I’m 44. These days, I want to live as painlessly as possible. If you’re a regular reader of this column, you know that I recently battled a kidney stone that was so excruciating, I might as well have been stabbed in the back with a dagger.

What I want is to enjoy running as an existential experience, to feel the warming air hit my cheeks, to soak in the sounds of the street –– the chirping of house sparrows as they flit through the trees, the roar of a motorcycle as it rumbles along.

A little over a year and a half ago, I gave myself a Father’s Day present –– a pair of running shoes. I decided then that I would run a 5K race in two years, even though I hadn’t run in more than a decade.

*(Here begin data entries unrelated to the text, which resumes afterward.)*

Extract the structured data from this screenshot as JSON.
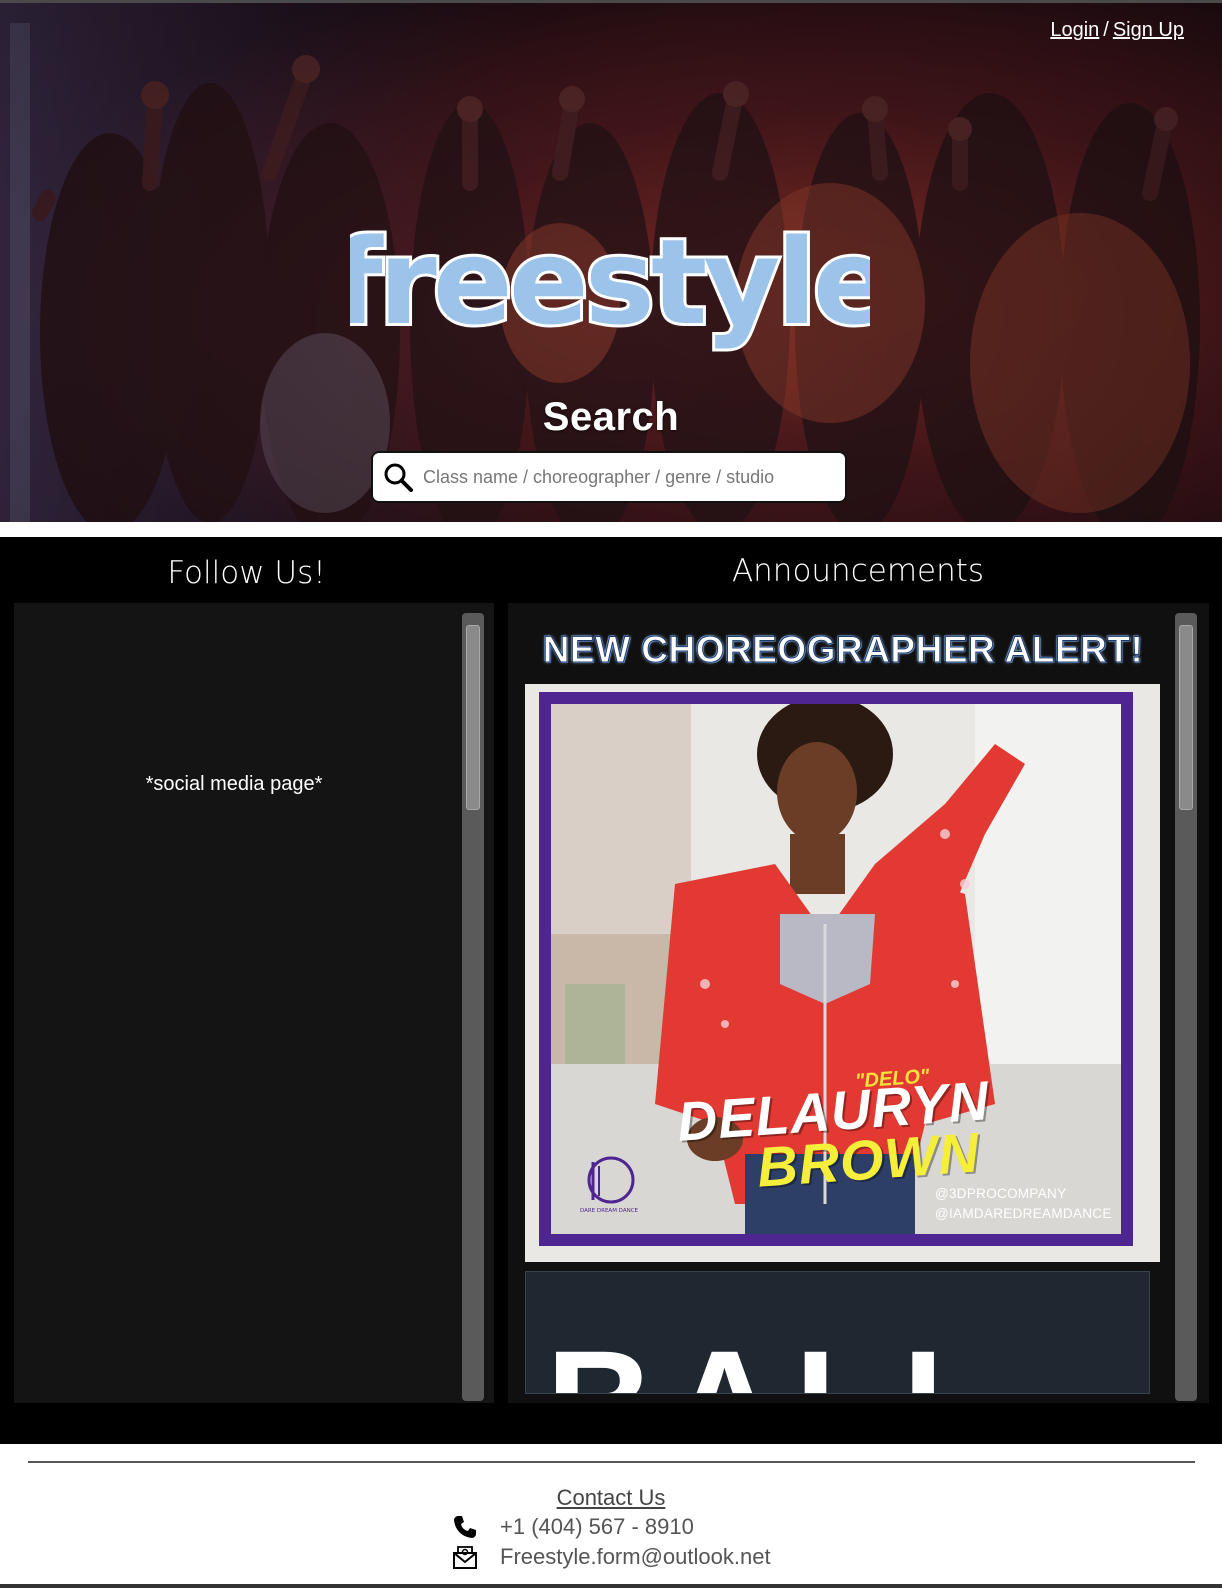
{
  "header": {
    "login_label": "Login",
    "separator": "/",
    "signup_label": "Sign Up",
    "logo_text": "freestyle",
    "logo_color": "#9cc3ea"
  },
  "search": {
    "heading": "Search",
    "placeholder": "Class name / choreographer / genre / studio"
  },
  "follow": {
    "title": "Follow Us!",
    "placeholder_text": "*social media page*"
  },
  "announcements": {
    "title": "Announcements",
    "alert_heading": "NEW CHOREOGRAPHER ALERT!",
    "poster": {
      "nickname": "\"DELO\"",
      "first_name": "DELAURYN",
      "last_name": "BROWN",
      "handle_1": "@3DPROCOMPANY",
      "handle_2": "@IAMDAREDREAMDANCE",
      "logo_caption": "DARE DREAM DANCE",
      "frame_color": "#4f2591"
    },
    "next_card_text": "BALL"
  },
  "footer": {
    "contact_title": "Contact Us",
    "phone": "+1 (404) 567 - 8910",
    "email": "Freestyle.form@outlook.net"
  }
}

I ran competitively from age 12 to 22. In my 20s, I continued running for exercise, not for sport. Then, in my 30s, I stopped cold. I had two children, and when your kids are young, they take your every non-working moment. Now my oldest is finishing elementary school and my youngest isn’t far behind. They’re more independent now. They need my wife and me, of course. But, as parents, we now have moments of free time. So I’m able to squeeze in 20- and 30-minute runs four, at times five, days a week.

I decided to run a 5K to set a goal for myself. My goal, though, is no longer to run a sub-16½-minute 5K, as it was in college. It’s simply to finish.

I decided to make Robbie’s Run my first race. Robbie’s Run is a fundraiser for Forever Nine: The Robbie Levine Foundation, a Merrick-based nonprofit organization that has raised tens of thousands of dollars to have automated external defibrillators installed at youth athletic fields and to provide cardiopulmonary resuscitation/AED training to youth athletic leagues and in the schools.